Taking children (& extra brains!) to work

A gorgeously warm and sunny spring day in the Pacific Northwest!

We happily rolled our Noggin brain cart towards the riverside home of the Alzheimer’s Association of Oregon for another morning of public outreach…

It was Take Our Daughters and Sons to Work Day, and Tracy Morgan, the Executive Director of the Association, had reached out to see if we might drop by to talk neuroscience, discuss research, make art and offer their staff and kids an opportunity to hold and examine some real human brains…

We had great fun asking some well-informed young people what they already knew about the brain. A few had recently attended the OHSU Brain Fair at OMSI, and had crafted colorful neurons and held real noggins at our (mobbed!) outreach table…

LEARN MORE: Putting the brains in Brain Fair!

We described how young brains like theirs were busy, actively forming and refining connections (called synapses) between billions of brain cells, linking their developing networks of neurons to effectively channel information to enable perception (what they saw, heard and felt), and also the memories they established and recalled, their expectations and assumptions, their decisions and actions…
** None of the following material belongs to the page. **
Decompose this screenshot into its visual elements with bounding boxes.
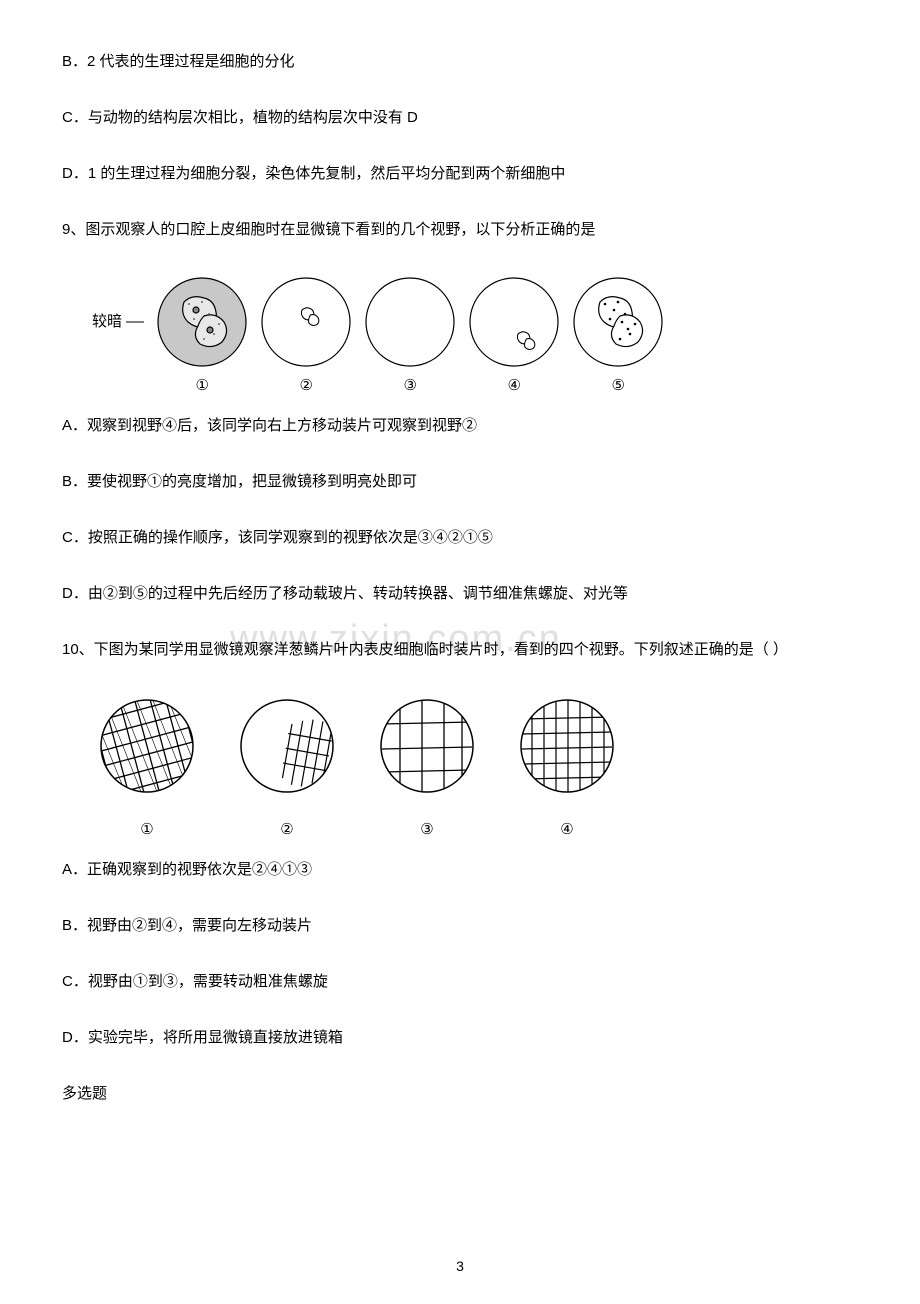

Alzheimer’s disease is a disconnection syndrome, where a sticky plaque (made of a protein called beta-amyloid) collects in synapses and breaks these important links. It is a devastating disorder. A lifetime of wiring is disrupted, so what you see, hear and feel no longer routes effectively, and you lose recognition and memory.

In addition, the neat, parallel molecular tracks that run through brain cells, which normally permit the essential transport of genetically expressed protein machinery from one end to another, become tangled and disrupted, ultimately killing off more and more neurons…

Plaques accumulating outside neurons, disconnecting them; tau tangles forming within

LEARN MORE: Alzheimer’s Scientific Images and Video

LEARN MORE: What Is Alzheimer’s?

LEARN MORE: Network Dysfunction in AD: Refining the Disconnection Hypothesis

The Alzheimer’s Association is the leading global voluntary health organization in Alzheimer’s care and support, and the largest private nonprofit funder of Alzheimer’s research. The Oregon chapter provides millions in grants to Alzheimer’s researchers at OHSU…

Two wonderful undergraduate outreach volunteers from Portland State University, Justin Navarro and Aaron Eisen, led everyone in a tour of important brain regions. We emphasized that not all areas are equally affected by the plaques and tangles of this degenerative disorder…

While Alzheimer’s severely damages cortical (and some subcortical) networks (including a critical area called the hippocampus) that are essential for important aspects of memory, it typically leaves other regions  –  including those engaged in physical and emotional responses to music  –  relatively, and thankfully, unscathed…

LEARN MORE: Beethoven, Brains, and Bloody Mary’s

We also discussed how it’s possible to grow new neurons in your hippocampus  –  a topic discussed at length during the recent Society for Neuroscience Chapter meeting at the Edgefield Hotel in Troutdale. In fact, perhaps even Noggin (well, at least the bone morphogenetic protein (BMP) antagonist known as Noggin, which is expressed by cells in the olfactory bulb, piriform cortex, hippocampus and cerebellum..!) promotes neurogenesis!

LEARN MORE: Mental health @ McMenamin’s

LEARN MORE: Noggin Expands Neural Stem Cells in the Adult Hippocampus

We entertained more great questions from kids and staff, and learned about how Noggin (Northwest Noggin – us!) and the Alzheimer’s Association might partner again in the future…

And of course we looked at brains!

Many thanks to Tracy and all the staff and children we met today on the sunny banks of the Willamette River!